Similarly, some initial proposals such as an afternoon FlexTime were reconsidered and taken out based on student feedback. “Our committee put a great deal of focus and importance on survey results and focus group comments and they absolutely guided the changes,” Connelly said. Redfield echoed that sentiment and maintained that the committee was driven by the idea of only making changes they knew to be beneficial. “We didn’t want to make changes that didn’t have real evidence supporting them,” he said.

Despite many committee members’ overall satisfaction with the incorporation of student voice throughout the process, concerns arose from when Herrmann sent a draft of the schedule to the staff without the entire committee’s knowledge. When students saw the schedule, many were upset not just over some of the tweaks but because of how the administration seemingly kept students in the dark again. “We were notified afterwards that Dr. Herrmann promised to send out a draft of a proposed schedule to staff by that week, but it caused a lot of problems because of the lack of communication,” Guo said. “I was definitely shocked and a little disappointed, but I think [the] admin responded to our opinions nicely afterwards.
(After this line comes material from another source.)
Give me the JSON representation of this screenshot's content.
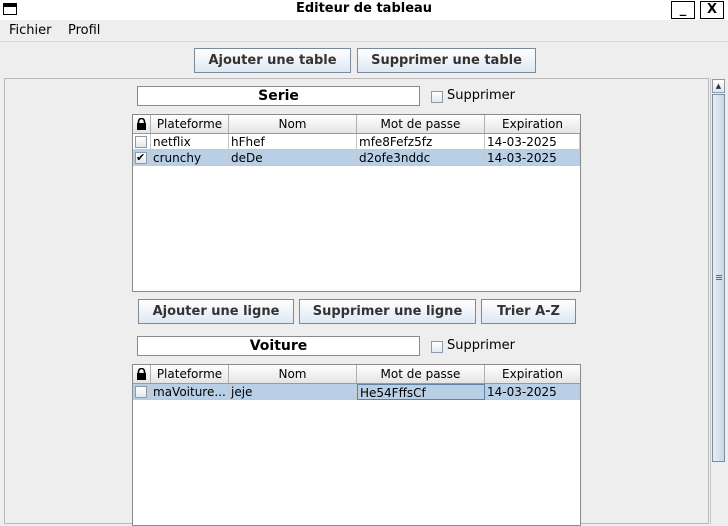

We later had a vote with four proposals and also had a student forum where students openly voiced their opinions.”

In Herrmann’s perspective, she never attempted to not share the schedule with students. “The teachers were interested in getting an early view so they could move forward with their personal and professional plans,” she said. “It was my attempt to try and respect the teachers and it was by no means an attempt to not honor students.”
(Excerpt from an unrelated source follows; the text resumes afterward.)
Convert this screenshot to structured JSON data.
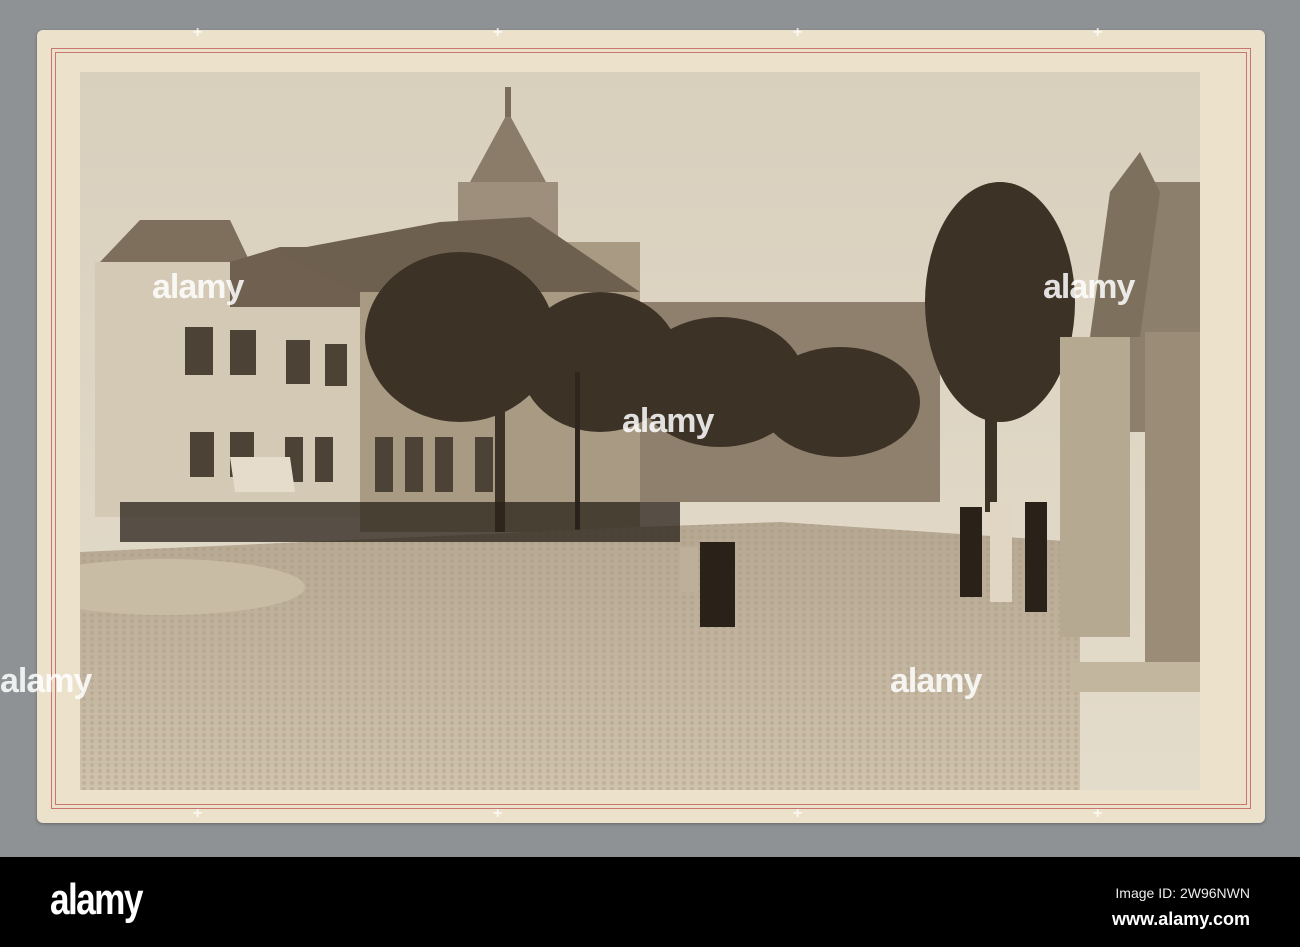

Overall, the committee is happy with how the schedule turned out. “The ultimate goal was to design a way to use time to maximize student learning and well-being,” Herrmann said. “In terms of the committee structure we had, and having all the town hall style meetings last year, I do think we really did our best to get as much input as we could.”

According to Herrmann and Redfield, feedback from all groups so far has been overwhelmingly positive. They emphasized that students will not feel a big difference from this year to next, as the committee did not want to take away any of the positives of this year and instead wanted to model continuous improvement. “Everything we ended up doing, we wanted to be really calculated so we wouldn’t inadvertently end up with a negative result or negative feelings about the changes,” Redfield said.

Looking into the future, although the committee does not have any concrete plans, it will continue to evaluate its progress. “We’ll pay attention to [the feedback] and if there’s more to do, I’m sure we’ll discuss it,” Connelly said. “Obviously we want to do the best job we can.”

Reflecting on the process and ways to improve, Herrmann is eager to continue to find opportunities to involve students, but also needs their help. “I will continue to work with students but I also need feedback on what’s the most effective way to do it,” Hermann said.“Sometimes we’re trying and it doesn’t seem we’re connecting as much with getting the active responses we would really like to get.”